On Oct 7, 2008, at 3:37 PM, Paul Kyzivat wrote:

I think I am missing something here. I presume that the knowledge of the UA is limited to:
- to proxy addresses
- an AOR to register

Presumably the address of the registrar is derived from the AOR to register by removing the user part. So the UA, when registering, doesn't specify two different registrars. Whether there are two or not is a function of how the proxy routes the register request. So whether the two registers for the same contact go to one registrar or two is unknown to the UA. In some configurations this would give you redundancy, and in others it would not.
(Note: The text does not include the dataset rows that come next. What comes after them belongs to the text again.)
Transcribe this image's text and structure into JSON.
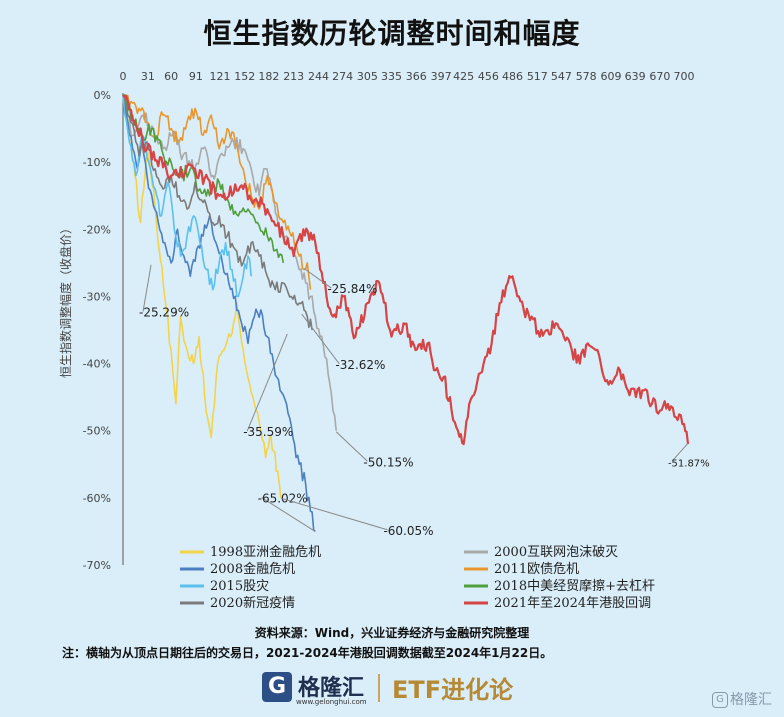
{
  "title": "恒生指数历轮调整时间和幅度",
  "source_text": "资料来源：Wind，兴业证券经济与金融研究院整理",
  "note_text": "注：横轴为从顶点日期往后的交易日，2021-2024年港股回调数据截至2024年1月22日。",
  "footer": {
    "logo_letter": "G",
    "logo_name": "格隆汇",
    "logo_url": "www.gelonghui.com",
    "brand": "ETF进化论",
    "watermark_icon": "G",
    "watermark": "格隆汇"
  },
  "chart_data": {
    "type": "line",
    "title": "恒生指数历轮调整时间和幅度",
    "xlabel": "",
    "ylabel": "恒生指数调整幅度（收盘价）",
    "x_ticks": [
      0,
      31,
      60,
      91,
      121,
      152,
      182,
      213,
      244,
      274,
      305,
      335,
      366,
      397,
      425,
      456,
      486,
      517,
      547,
      578,
      609,
      639,
      670,
      700
    ],
    "y_ticks": [
      0,
      -10,
      -20,
      -30,
      -40,
      -50,
      -60,
      -70
    ],
    "y_tick_labels": [
      "0%",
      "-10%",
      "-20%",
      "-30%",
      "-40%",
      "-50%",
      "-60%",
      "-70%"
    ],
    "xlim": [
      0,
      720
    ],
    "ylim": [
      -70,
      0
    ],
    "grid": false,
    "legend_position": "bottom",
    "series": [
      {
        "name": "1998亚洲金融危机",
        "color": "#f2d34a",
        "x": [
          0,
          8,
          15,
          22,
          30,
          38,
          45,
          52,
          60,
          66,
          72,
          80,
          88,
          95,
          102,
          110,
          118,
          126,
          134,
          142,
          150,
          158,
          166,
          172,
          178,
          183,
          188,
          193,
          197
        ],
        "y": [
          0,
          -5,
          -12,
          -19,
          -8,
          -14,
          -23,
          -30,
          -38,
          -46,
          -33,
          -38,
          -40,
          -36,
          -45,
          -51,
          -40,
          -38,
          -36,
          -31,
          -38,
          -43,
          -47,
          -50,
          -54,
          -51,
          -53,
          -56,
          -60
        ]
      },
      {
        "name": "2000互联网泡沫破灭",
        "color": "#a8a8a8",
        "x": [
          0,
          12,
          25,
          38,
          50,
          62,
          75,
          88,
          100,
          112,
          125,
          138,
          150,
          160,
          170,
          178,
          185,
          192,
          200,
          210,
          220,
          228,
          234,
          240,
          246,
          252,
          258,
          262,
          266
        ],
        "y": [
          0,
          -6,
          -3,
          -5,
          -8,
          -6,
          -9,
          -11,
          -8,
          -12,
          -9,
          -7,
          -8,
          -11,
          -15,
          -11,
          -14,
          -18,
          -21,
          -23,
          -26,
          -28,
          -30,
          -33,
          -36,
          -39,
          -43,
          -47,
          -50
        ]
      },
      {
        "name": "2008金融危机",
        "color": "#4a7fc1",
        "x": [
          0,
          6,
          12,
          18,
          24,
          30,
          36,
          44,
          52,
          60,
          68,
          76,
          84,
          92,
          100,
          108,
          116,
          124,
          132,
          140,
          148,
          156,
          164,
          172,
          180,
          188,
          196,
          204,
          212,
          220,
          228,
          234,
          240
        ],
        "y": [
          0,
          -4,
          -8,
          -11,
          -6,
          -12,
          -15,
          -19,
          -22,
          -25,
          -20,
          -24,
          -27,
          -23,
          -21,
          -18,
          -22,
          -25,
          -28,
          -30,
          -34,
          -37,
          -33,
          -32,
          -36,
          -40,
          -44,
          -46,
          -51,
          -55,
          -58,
          -62,
          -65
        ]
      },
      {
        "name": "2011欧债危机",
        "color": "#e8962d",
        "x": [
          0,
          10,
          20,
          30,
          40,
          50,
          60,
          70,
          80,
          90,
          100,
          110,
          120,
          130,
          140,
          150,
          160,
          170,
          180,
          190,
          200,
          210,
          220,
          226,
          230,
          234
        ],
        "y": [
          0,
          -1,
          -2,
          -4,
          -6,
          -3,
          -5,
          -7,
          -4,
          -2,
          -6,
          -3,
          -8,
          -5,
          -7,
          -11,
          -15,
          -17,
          -12,
          -16,
          -19,
          -21,
          -24,
          -26,
          -25,
          -29
        ]
      },
      {
        "name": "2015股灾",
        "color": "#5ac0ee",
        "x": [
          0,
          8,
          16,
          24,
          32,
          40,
          48,
          56,
          64,
          72,
          80,
          88,
          96,
          104,
          112,
          120,
          128,
          136,
          144,
          150,
          156,
          160
        ],
        "y": [
          0,
          -7,
          -12,
          -6,
          -10,
          -14,
          -18,
          -13,
          -20,
          -24,
          -21,
          -18,
          -22,
          -26,
          -29,
          -25,
          -22,
          -26,
          -30,
          -27,
          -24,
          -27
        ]
      },
      {
        "name": "2018中美经贸摩擦+去杠杆",
        "color": "#4e9e3a",
        "x": [
          0,
          12,
          24,
          36,
          48,
          60,
          72,
          84,
          96,
          108,
          120,
          132,
          144,
          156,
          168,
          180,
          192,
          200
        ],
        "y": [
          0,
          -3,
          -6,
          -5,
          -8,
          -10,
          -12,
          -11,
          -14,
          -15,
          -13,
          -16,
          -18,
          -17,
          -19,
          -21,
          -23,
          -25
        ]
      },
      {
        "name": "2020新冠疫情",
        "color": "#7a7a7a",
        "x": [
          0,
          10,
          20,
          30,
          40,
          50,
          60,
          70,
          80,
          90,
          100,
          110,
          120,
          130,
          140,
          150,
          160,
          170,
          180,
          190,
          200,
          210,
          220,
          230,
          236
        ],
        "y": [
          0,
          -4,
          -9,
          -7,
          -11,
          -14,
          -12,
          -15,
          -17,
          -13,
          -16,
          -19,
          -18,
          -21,
          -23,
          -25,
          -22,
          -24,
          -27,
          -29,
          -28,
          -30,
          -31,
          -33,
          -35
        ]
      },
      {
        "name": "2021年至2024年港股回调",
        "color": "#d64545",
        "x": [
          0,
          30,
          60,
          90,
          120,
          150,
          180,
          200,
          213,
          225,
          240,
          250,
          262,
          275,
          290,
          305,
          320,
          335,
          350,
          365,
          380,
          390,
          400,
          410,
          418,
          425,
          432,
          440,
          450,
          460,
          470,
          480,
          486,
          492,
          500,
          510,
          520,
          530,
          540,
          550,
          560,
          570,
          580,
          590,
          600,
          610,
          620,
          630,
          640,
          650,
          660,
          670,
          680,
          690,
          700,
          705
        ],
        "y": [
          0,
          -8,
          -12,
          -11,
          -15,
          -14,
          -17,
          -21,
          -24,
          -20,
          -22,
          -28,
          -33,
          -30,
          -36,
          -31,
          -28,
          -36,
          -34,
          -38,
          -37,
          -41,
          -42,
          -47,
          -50,
          -52,
          -46,
          -44,
          -40,
          -37,
          -31,
          -28,
          -27,
          -30,
          -32,
          -33,
          -36,
          -35,
          -34,
          -36,
          -38,
          -40,
          -37,
          -38,
          -42,
          -43,
          -41,
          -44,
          -45,
          -44,
          -46,
          -47,
          -46,
          -48,
          -49,
          -52
        ]
      }
    ],
    "annotations": [
      {
        "text": "-25.29%",
        "x": 35,
        "y": -25.29,
        "label_x": 20,
        "label_y": -33
      },
      {
        "text": "-25.84%",
        "x": 226,
        "y": -25.84,
        "label_x": 255,
        "label_y": -29.5
      },
      {
        "text": "-32.62%",
        "x": 223,
        "y": -32.62,
        "label_x": 265,
        "label_y": -40.8
      },
      {
        "text": "-35.59%",
        "x": 205,
        "y": -35.59,
        "label_x": 150,
        "label_y": -50.8
      },
      {
        "text": "-50.15%",
        "x": 266,
        "y": -50.15,
        "label_x": 300,
        "label_y": -55.3
      },
      {
        "text": "-65.02%",
        "x": 240,
        "y": -65.02,
        "label_x": 168,
        "label_y": -60.7
      },
      {
        "text": "-60.05%",
        "x": 197,
        "y": -60.05,
        "label_x": 325,
        "label_y": -65.5
      },
      {
        "text": "-51.87%",
        "x": 705,
        "y": -51.87,
        "label_x": 680,
        "label_y": -55.3
      }
    ]
  }
}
Then, what causes the UA to register two different contacts? Are the wlan contact and the 3g contact registered to *different* AORs? If not I don't see the point. If anything, I would expect that 3g and wlan represent access networks and hence differing proxies, not AORs or registrars.


Some IMS networks have mechanisms for discovering the edge proxy based on the air interface. This, a UA might discover one proxy for its 3g interface, and another for its WLAN interface. In other words, one proxy for each Contact.

So, that's "proxy" discovery.

Registrar discovery is a separate process. With config-framework, the UA is configured with a set of proxies with which it may register. Under outbound-015, if there are two or more outbound proxies in the configured set, the UA must register through at least two of those proxies. This assumes a singular contact at the UA.

Juha has, IIRC, proposed that the UA must register with at least two of those proxies for each contact. This, I believe, has some merit. I'm not sure it's a MUST, but it certainly seems a reasonable SHOULD.

Of course, when the configuration mechanism is different and only one proxy is provided per contact, we have a different case.

It seems like we are developing two conflicted use cases here -- one for a singular contact with redundant registration paths, and another for redundant contacts, each with singular registration path.

Then there may be yet another case, multiple contacts, each with redundant registration paths.